Evade el tránsito como puede. Un semáforo en rojo no significa nada para Boris.
Cruza el paso prohibido. Un auto para a raya para evitar embestirlo. Boris cae
de la bicicleta. Se arma el sólito bullicio. Boris aúlla en defensa propia
mientras se reincorpora, ante el griterío cesa de golpe. Todo se congela. Boris
es el único que se aleja en su bicicleta. Sabe adonde ir, porque el tumulto
tiene olor y sonido. Pronto se encuentra en la zona roja, en plena Mariscal.
Entre los peatones encuentra muchas mujeres, algunas se asemejan a ella. Las
observa, las aúlla inquieto. La gente lo mira extrañada. Unos huyen, otros
ríen. Boris se aproxima para olfatear a las desconocidas. Una lo abofetean,
otra grita y huye, otra más se paraliza y luego pierde el sentido. Se aglutinan
los machos en torno a Boris que intentan agredirlo en masa. Boris se escabulle,
agarra su bicicleta y huye.
Pasa despacio
con su mirada por los clientes que ocupan las mesas del bulevar. No, ninguna es
ella. Allí los humanos beben y esos sorbidos le recuerdan que desde hace rato
ha hecho caso omiso de la sed. Apoya la bicicleta en un poste cercano y se
sienta en el primer lugar que encuentra. La mesa está ocupada por dos jóvenes
que conversan amenos. Regresan extrañados a mirar a Boris, que también los
mira. Se miran entre ellos y regresan sus ojos a Boris que continúa allí
inexpresivo. Se lazan de hombros y le invitan a seguir en la mesa. Boris no
hace nada. Le invade la sed y saca su lengua lobezna que se agita deshidratada.
Los chicos llaman un mesero. Éste le pregunta a Boris qué cosa va a tomar.
Boris sigue mudo. Uno de los muchachos toma la decisión de pedir para Boris, lo
mismo que beben ellos, cerveza. Boris se bebe la cerveza en un solo gran
bocado. Aúlla emocionado. Los muchachos ríen y piden una ronda más. Boris toma
la segunda cerveza del mismo modo en que dio por terminada la primera. Aúlla
más frenético Los compañeros de mesa optan por pagar lo consumido por todos y
con un golpecillo amigable en la espalda se despiden de Boris que sigue
aullando para hacerse servir más cervezas, frente a la mirada atónita de los
clientes del bar. Bajo los efectos del alcohol, Boris aúlla desenfrenado. Se
acerca el mesero y le pasa la cuenta. Boris no se entera de nada. El mesero
insiste en el pago y en que se salga del bar. Boris no entiende.
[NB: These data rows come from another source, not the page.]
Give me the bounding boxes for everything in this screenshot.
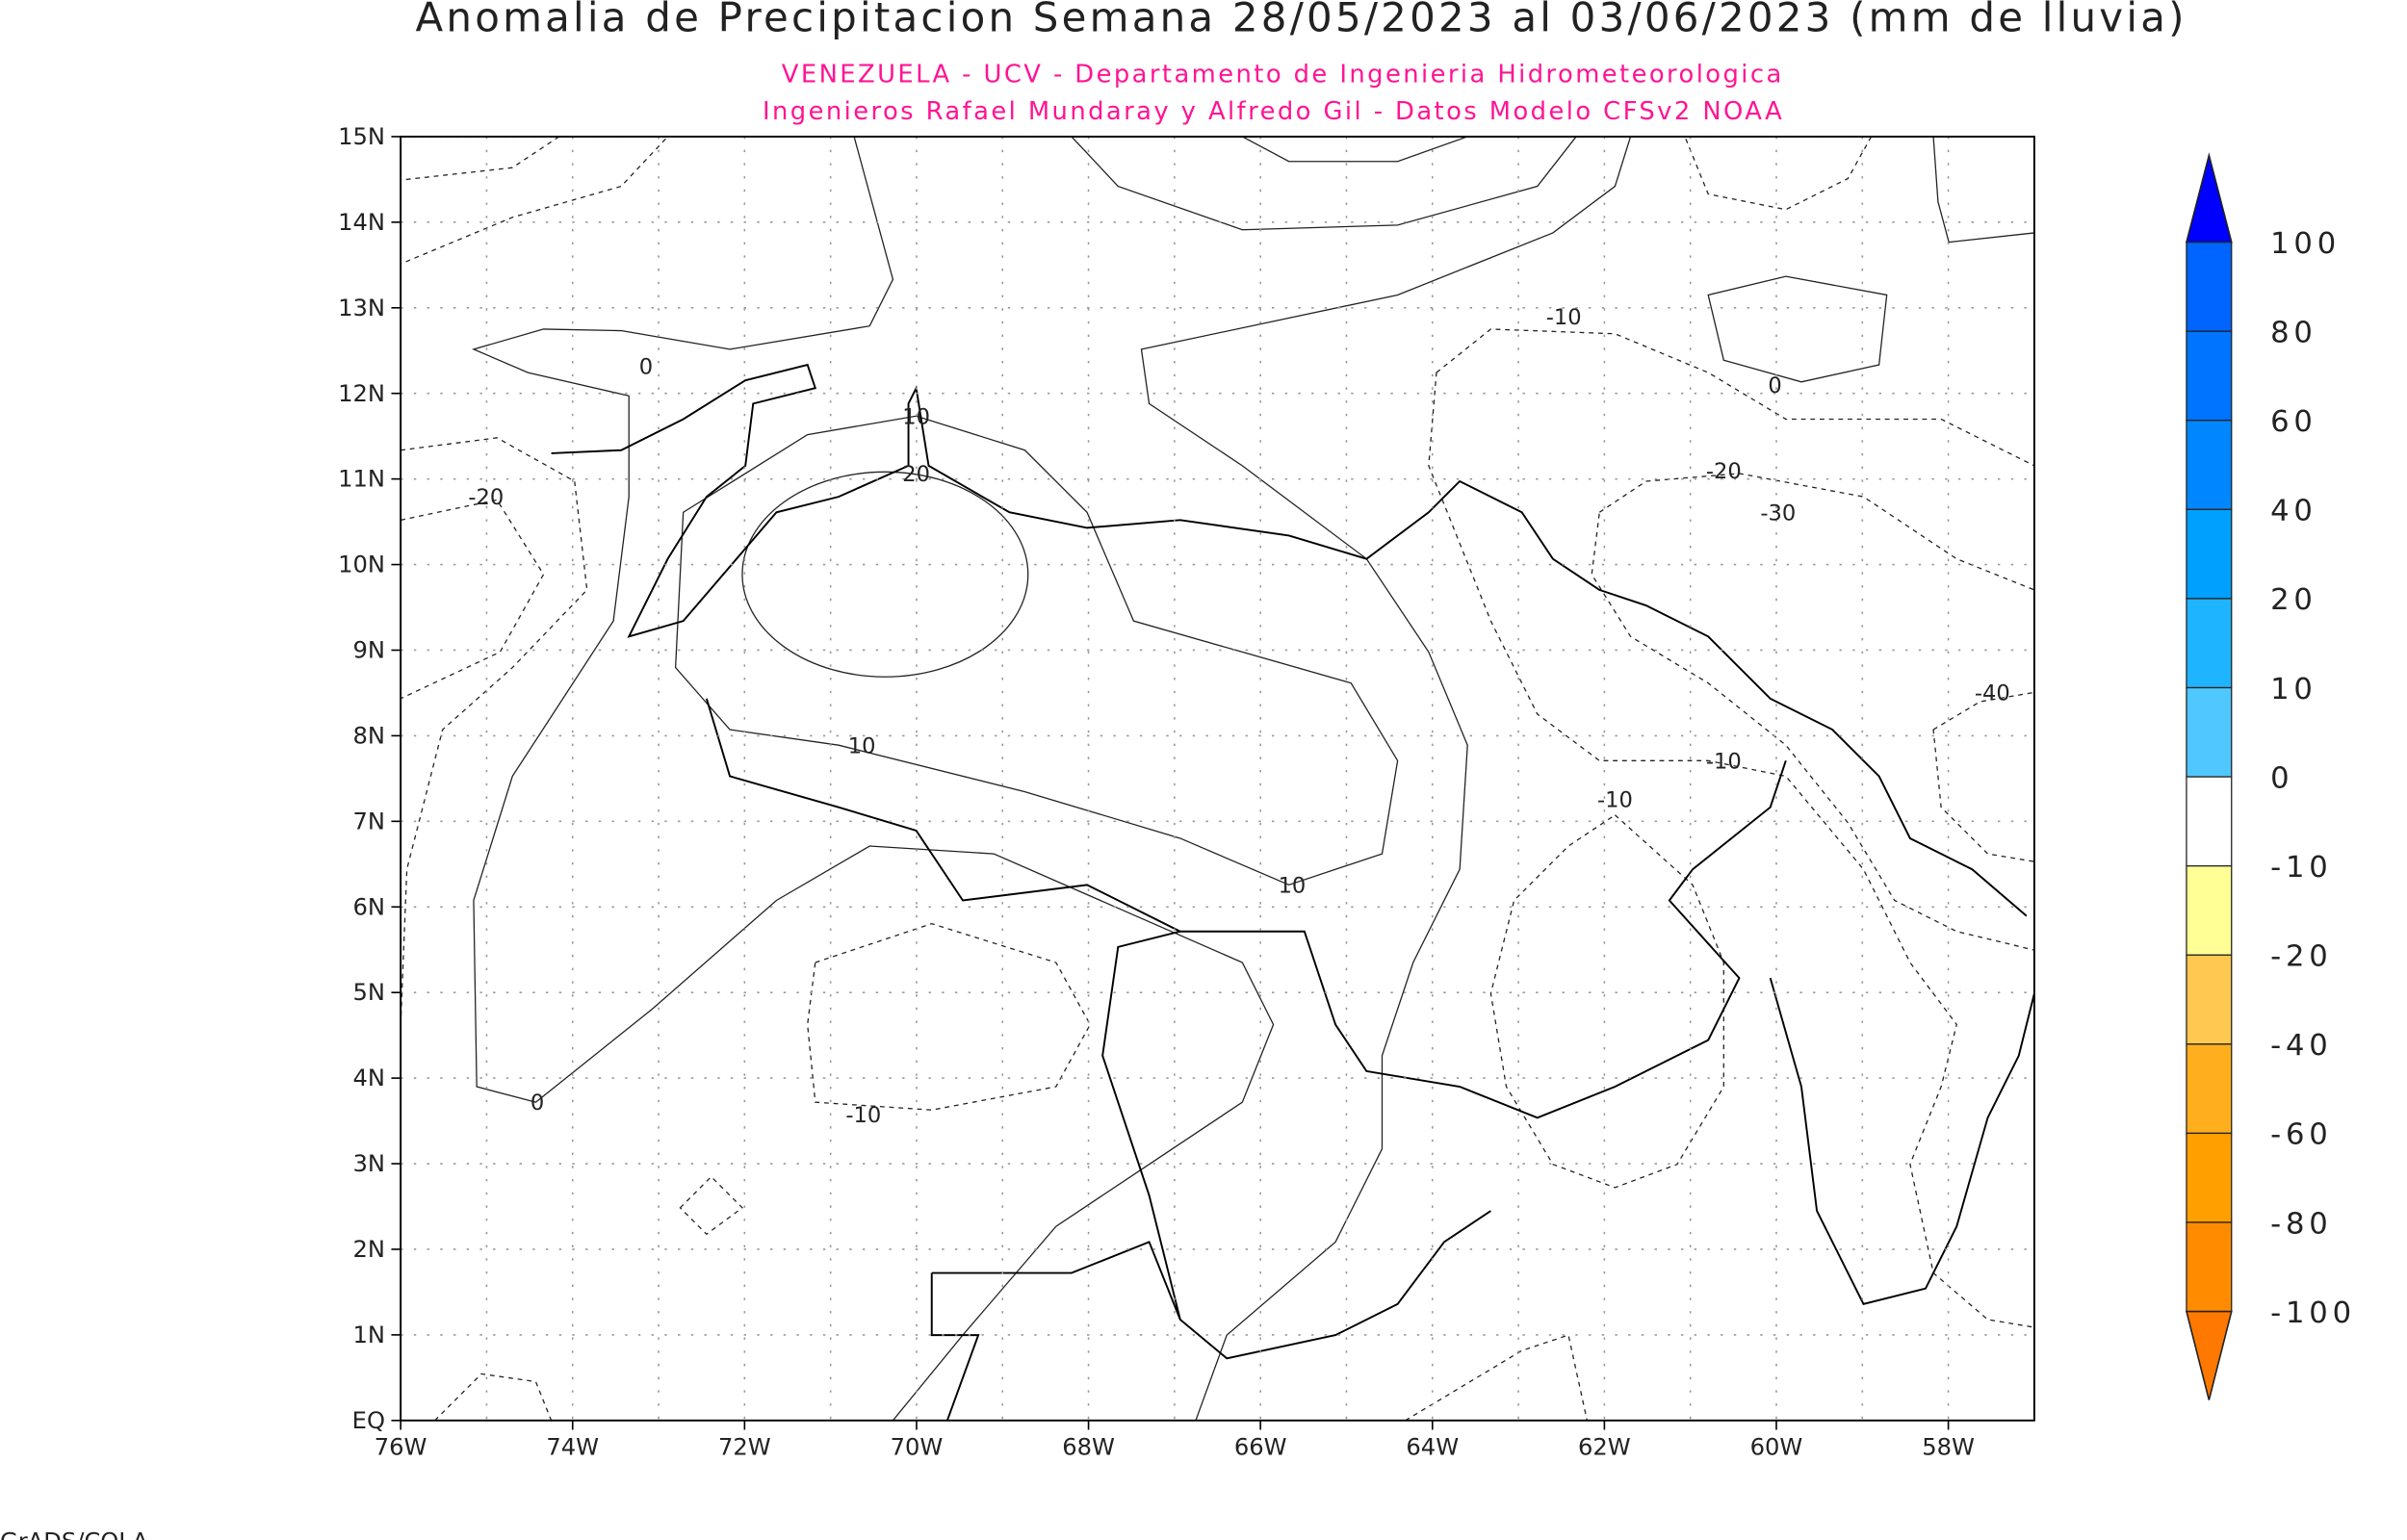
lon-tick-label: 64W: [1406, 1433, 1459, 1460]
graticule: [401, 136, 2034, 1421]
anomaly-region-neg10-20-center: [807, 922, 1091, 1111]
anomaly-region-20-40-north: [1242, 136, 1468, 163]
anomaly-region-neg10-20-nw: [401, 136, 669, 265]
colorbar-label: -100: [2270, 1296, 2356, 1330]
colorbar-segment: [2186, 330, 2233, 422]
lon-tick-label: 58W: [1922, 1433, 1975, 1460]
contour-label: 10: [1279, 873, 1307, 898]
contour-label: -10: [1706, 749, 1742, 774]
lat-tick-label: 1N: [353, 1322, 385, 1348]
anomaly-region-20-40: [741, 471, 1029, 678]
figure-subtitle-2: Ingenieros Rafael Mundaray y Alfredo Gil…: [763, 97, 1784, 126]
colorbar-label: 60: [2270, 405, 2317, 439]
lon-tick-label: 72W: [718, 1433, 771, 1460]
lon-tick-label: 66W: [1234, 1433, 1287, 1460]
colorbar-segment: [2186, 1043, 2233, 1135]
lon-tick-label: 68W: [1062, 1433, 1115, 1460]
anomaly-region-neg10-20-west: [401, 437, 588, 1025]
colorbar-segment: [2186, 776, 2233, 867]
country-borders: [705, 698, 2034, 1421]
contour-label: 10: [902, 404, 930, 429]
colorbar-segment: [2186, 1132, 2233, 1223]
anomaly-region-neg10-20-guyana: [1489, 813, 1724, 1189]
lat-tick-label: 13N: [338, 295, 385, 321]
colorbar-segment: [2186, 865, 2233, 956]
colorbar-segment: [2186, 686, 2233, 778]
anomaly-region-neg10-20-east: [1428, 328, 2034, 1328]
lon-tick-label: 76W: [375, 1433, 427, 1460]
anomaly-region-10-20-north: [1071, 136, 1577, 231]
lon-axis: 76W 74W 72W 70W 68W 66W 64W 62W 60W 58W: [375, 1420, 1975, 1460]
lat-tick-label: 8N: [353, 722, 385, 749]
colorbar-segment: [2186, 1221, 2233, 1313]
colorbar-label: -10: [2270, 851, 2333, 885]
contour-label: -20: [1706, 459, 1742, 484]
lat-axis: 15N 14N 13N 12N 11N 10N 9N 8N 7N 6N 5N 4N 3N 2N 1N EQ: [338, 123, 401, 1434]
colorbar-label: 10: [2270, 673, 2317, 706]
colorbar-segment: [2186, 954, 2233, 1045]
contour-label: 10: [848, 733, 876, 758]
contour-label: -10: [1597, 788, 1633, 813]
colorbar-label: -60: [2270, 1118, 2333, 1152]
colorbar-segment: [2186, 420, 2233, 510]
contour-label: -10: [1546, 305, 1582, 330]
colorbar-label: -80: [2270, 1207, 2333, 1241]
colorbar-label: 100: [2270, 227, 2341, 261]
anomaly-region-neg40-60-east: [1932, 691, 2034, 862]
colorbar-min-arrow: [2185, 1310, 2233, 1400]
colorbar-label: -40: [2270, 1029, 2333, 1063]
anomaly-region-neg10-20-ne: [1684, 136, 1873, 211]
contour-label: -20: [468, 485, 504, 510]
colorbar-label: 40: [2270, 495, 2317, 528]
map-area: 0 10 20 -20 10 10 0 -10 -10 0 -20 -30 -4…: [401, 136, 2034, 1421]
map-frame: [400, 135, 2035, 1422]
lat-tick-label: 2N: [353, 1236, 385, 1263]
colorbar-segment: [2186, 241, 2233, 332]
figure-subtitle-1: VENEZUELA - UCV - Departamento de Ingeni…: [782, 60, 1784, 89]
figure-title: Anomalia de Precipitacion Semana 28/05/2…: [416, 0, 2187, 40]
lon-tick-label: 62W: [1578, 1433, 1631, 1460]
lon-tick-label: 74W: [546, 1433, 599, 1460]
lat-tick-label: 14N: [338, 209, 385, 236]
coastline: [551, 363, 2028, 917]
lat-tick-label: 11N: [338, 466, 385, 493]
contour-label: 0: [1768, 373, 1781, 398]
anomaly-region-10-20: [674, 415, 1399, 886]
lat-tick-label: 9N: [353, 637, 385, 664]
colorbar-segment: [2186, 508, 2233, 600]
lat-tick-label: EQ: [352, 1407, 385, 1434]
lon-tick-label: 60W: [1750, 1433, 1803, 1460]
colorbar-segment: [2186, 598, 2233, 689]
colorbar-label: -20: [2270, 940, 2333, 974]
lon-tick-label: 70W: [891, 1433, 944, 1460]
lat-tick-label: 4N: [353, 1065, 385, 1091]
contour-labels: 0 10 20 -20 10 10 0 -10 -10 0 -20 -30 -4…: [468, 305, 2009, 1128]
lat-tick-label: 12N: [338, 380, 385, 407]
lat-tick-label: 10N: [338, 552, 385, 578]
contour-label: 0: [639, 355, 653, 380]
colorbar-label: 0: [2270, 761, 2293, 795]
colorbar-label: 80: [2270, 316, 2317, 349]
contour-label: -30: [1760, 500, 1796, 526]
colorbar-label: 20: [2270, 583, 2317, 617]
contour-label: -40: [1975, 680, 2010, 706]
anomaly-region-0-10-blob: [1707, 275, 1888, 383]
lat-tick-label: 6N: [353, 893, 385, 920]
anomaly-region-0-10-ne: [1932, 136, 2034, 244]
anomaly-region-neg10-20-small: [679, 1175, 743, 1236]
colorbar-max-arrow: [2185, 152, 2233, 244]
lat-tick-label: 7N: [353, 808, 385, 834]
anomaly-region-0-10: [472, 136, 1632, 1421]
footer-credit: GrADS/COLA: [0, 1528, 148, 1540]
lat-tick-label: 3N: [353, 1150, 385, 1177]
contour-label: 20: [902, 462, 930, 487]
lat-tick-label: 5N: [353, 979, 385, 1006]
contour-label: -10: [845, 1103, 881, 1128]
contour-label: 0: [531, 1091, 544, 1116]
lat-tick-label: 15N: [338, 123, 385, 150]
anomaly-region-neg20-40-nw: [401, 136, 560, 181]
Se acalora el
mesero y le mete la mano en los bolsillos, de uno de ellos saca un buen fajo de
billetes. De inmediato una mujer, que ha estado sola en una mesa contigua
interviene. Arrancha el dinero de las manos del mesero. Lee la cuenta y la
paga, con una arenga al mesero. El resto del fajo lo mete al bolsillo del que
salió. Toma a Boris de la mano y se lo lleva gentil consigo.
Caminan los
tres en silencio. La mujer, Boris y la bicicleta. Pasean como lo hace quien
está en agradable compañía. Ésta no huele como ella, pero huele bien.
Llegan hasta
un bar. La mujer pide al portero que se haga cargo de la bicicleta. En la barra
beben un par de tragos más fuertes. Boris aúlla entusiasmado con la música. Se
van de allí contentos. Ella vuelve a pagar lo justo por lo que han consumido y
el dinero retoma su lugar.
Es noche de
bares y de copas. Se ha devorado dos pollos sin dejar en el plato el más mínimo
desperdicio. En una salsoteca bailan sin límites. Boris es feliz entre los
efectos de la iluminación y de la percusión tropical. Ha olvidado para lo que
ha venido. El nivel alcohólico aumenta en su sangre inexperta de toxicidades.
Le queda algo
de conciencia cuando la ex desconocida paga por adelantado en el mostrador de
un hotel, el precio de una habitación no muy bien reputada. El conserje se hace
cargo de la bicicleta y suben un par de pisos por escaleras vetustas de
olvidado señorío. Boris va sumiso de su mano. Entran en la habitación, cuyo
barroco entusiasma a Boris que empieza a recorrerla peripatético, irrefrenable.
En medio de
la intensidad del rojo en tono burdel clásico, aparece sobre la gran cama, otro
color que rompe con todo. El color de la carne viva. Es el cuerpo desprovisto
de pelo, desnudo, que impúdica y de pie le muestra la ex desconocida. Boris,
con toda naturalidad salta hasta quedar junto a ella, que para no caer se
agarra de él quedando en un abrazo. Boris aúlla. Ella le tapa la boca con la
mano y luego con beso. Boris cae de rodillas extraviado ante lo que ha sentido.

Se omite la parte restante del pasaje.